Es stellt sich anhand des neuen Frauentages in Berlin die Frage, warum nicht jeder Mensch einmal im Jahr, an einem gesetzlichen Feiertag, das feiern kann, was er möchte: die Frauen, die Männer, die Kindern, einen historischen oder kulturellen Anlass, einen Mitmenschen, eine gute Tat (…). Dafür hätte man in Berlin einen arbeitsfreien Tag als „positive Leerstelle” für einen FEIER(was-Du-möchtest)TAG festlegen können.
„Die Meinung der Bevölkerung wurde nicht berücksichtigt“ sagt der Berliner Erzbischof Heiner Koch anlässlich des neu eingerichteten Frauentags als gesetzlicher Feiertag. Dem ist nicht zu widersprechen.
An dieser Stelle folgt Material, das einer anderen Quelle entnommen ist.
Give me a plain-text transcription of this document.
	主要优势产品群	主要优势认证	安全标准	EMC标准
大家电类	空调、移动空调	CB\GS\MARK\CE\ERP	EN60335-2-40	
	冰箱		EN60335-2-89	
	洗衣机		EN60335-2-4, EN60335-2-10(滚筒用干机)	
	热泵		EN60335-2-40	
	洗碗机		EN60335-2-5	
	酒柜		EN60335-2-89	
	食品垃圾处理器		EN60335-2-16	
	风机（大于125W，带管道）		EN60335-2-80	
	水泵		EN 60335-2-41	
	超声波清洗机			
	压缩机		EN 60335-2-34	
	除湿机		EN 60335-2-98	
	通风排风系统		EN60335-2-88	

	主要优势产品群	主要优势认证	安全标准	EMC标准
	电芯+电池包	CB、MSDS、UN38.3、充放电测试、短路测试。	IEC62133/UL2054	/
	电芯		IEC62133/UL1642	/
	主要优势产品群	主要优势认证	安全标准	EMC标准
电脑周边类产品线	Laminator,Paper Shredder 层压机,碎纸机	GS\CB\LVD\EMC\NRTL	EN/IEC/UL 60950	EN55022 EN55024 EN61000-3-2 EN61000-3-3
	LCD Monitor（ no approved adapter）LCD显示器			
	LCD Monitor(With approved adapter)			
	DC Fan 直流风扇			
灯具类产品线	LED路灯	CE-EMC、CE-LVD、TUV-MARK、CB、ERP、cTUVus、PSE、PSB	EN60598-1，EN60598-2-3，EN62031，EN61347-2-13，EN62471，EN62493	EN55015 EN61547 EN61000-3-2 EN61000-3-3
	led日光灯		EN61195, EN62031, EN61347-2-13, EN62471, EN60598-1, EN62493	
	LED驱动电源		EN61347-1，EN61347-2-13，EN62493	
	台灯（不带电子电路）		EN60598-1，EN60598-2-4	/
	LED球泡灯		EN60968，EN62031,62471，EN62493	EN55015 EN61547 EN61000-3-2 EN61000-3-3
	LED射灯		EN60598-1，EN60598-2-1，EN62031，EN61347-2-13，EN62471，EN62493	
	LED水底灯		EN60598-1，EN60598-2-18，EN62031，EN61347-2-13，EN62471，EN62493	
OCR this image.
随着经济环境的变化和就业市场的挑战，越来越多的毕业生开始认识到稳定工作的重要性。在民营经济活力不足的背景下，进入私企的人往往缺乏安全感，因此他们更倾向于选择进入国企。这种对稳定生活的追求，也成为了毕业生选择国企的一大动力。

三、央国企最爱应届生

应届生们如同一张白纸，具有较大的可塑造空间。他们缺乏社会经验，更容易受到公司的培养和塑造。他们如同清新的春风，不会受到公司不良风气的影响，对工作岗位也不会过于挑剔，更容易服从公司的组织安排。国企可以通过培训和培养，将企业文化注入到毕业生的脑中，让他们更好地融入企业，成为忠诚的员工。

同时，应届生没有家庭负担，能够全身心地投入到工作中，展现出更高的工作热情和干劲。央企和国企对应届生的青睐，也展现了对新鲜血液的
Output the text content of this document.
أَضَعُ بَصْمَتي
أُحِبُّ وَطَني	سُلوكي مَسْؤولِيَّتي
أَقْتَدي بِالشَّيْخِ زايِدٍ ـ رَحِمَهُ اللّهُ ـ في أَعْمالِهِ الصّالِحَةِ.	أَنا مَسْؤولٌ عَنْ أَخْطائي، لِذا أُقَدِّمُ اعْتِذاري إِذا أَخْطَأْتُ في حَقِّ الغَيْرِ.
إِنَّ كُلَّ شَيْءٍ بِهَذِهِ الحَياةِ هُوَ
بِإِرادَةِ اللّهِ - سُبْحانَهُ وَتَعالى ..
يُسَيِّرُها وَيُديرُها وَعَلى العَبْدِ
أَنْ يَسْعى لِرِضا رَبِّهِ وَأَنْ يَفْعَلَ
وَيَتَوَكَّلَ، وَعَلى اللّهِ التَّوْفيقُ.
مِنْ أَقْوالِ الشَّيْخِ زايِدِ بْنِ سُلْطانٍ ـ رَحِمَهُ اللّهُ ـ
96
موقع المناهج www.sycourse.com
Es ist seltsam, dass man erst beschließt, dass es einen Feiertag gibt und im Folgenden erst überlegt, wofür er sein könnte. Üblicherweise ist dieser Vorgang andersherum. Interessant ist auch, dass der Bischof, neben den 9. November, an dem im Grunde genommen mehrere Anlässe verknüpft werden können (u.a. der Jahrestag des Mauerfalls 1989, der Beginn der Novemberpogrome 1938, die Novemberrevolution 1918 und für mich persönlich der Tod meines Schwiegervaters) sich für den evangelischen Feiertag des Reformationstags einsetzt. Das ist als Katholik sehr tolerant. Ich fühle mich so emanzipiert, dass ich den Frauentag eigentlich nicht brauche. Ich halte ihn, im Zeitalter der Diskussion um Unisex-Toiletten, irgendwie überholt.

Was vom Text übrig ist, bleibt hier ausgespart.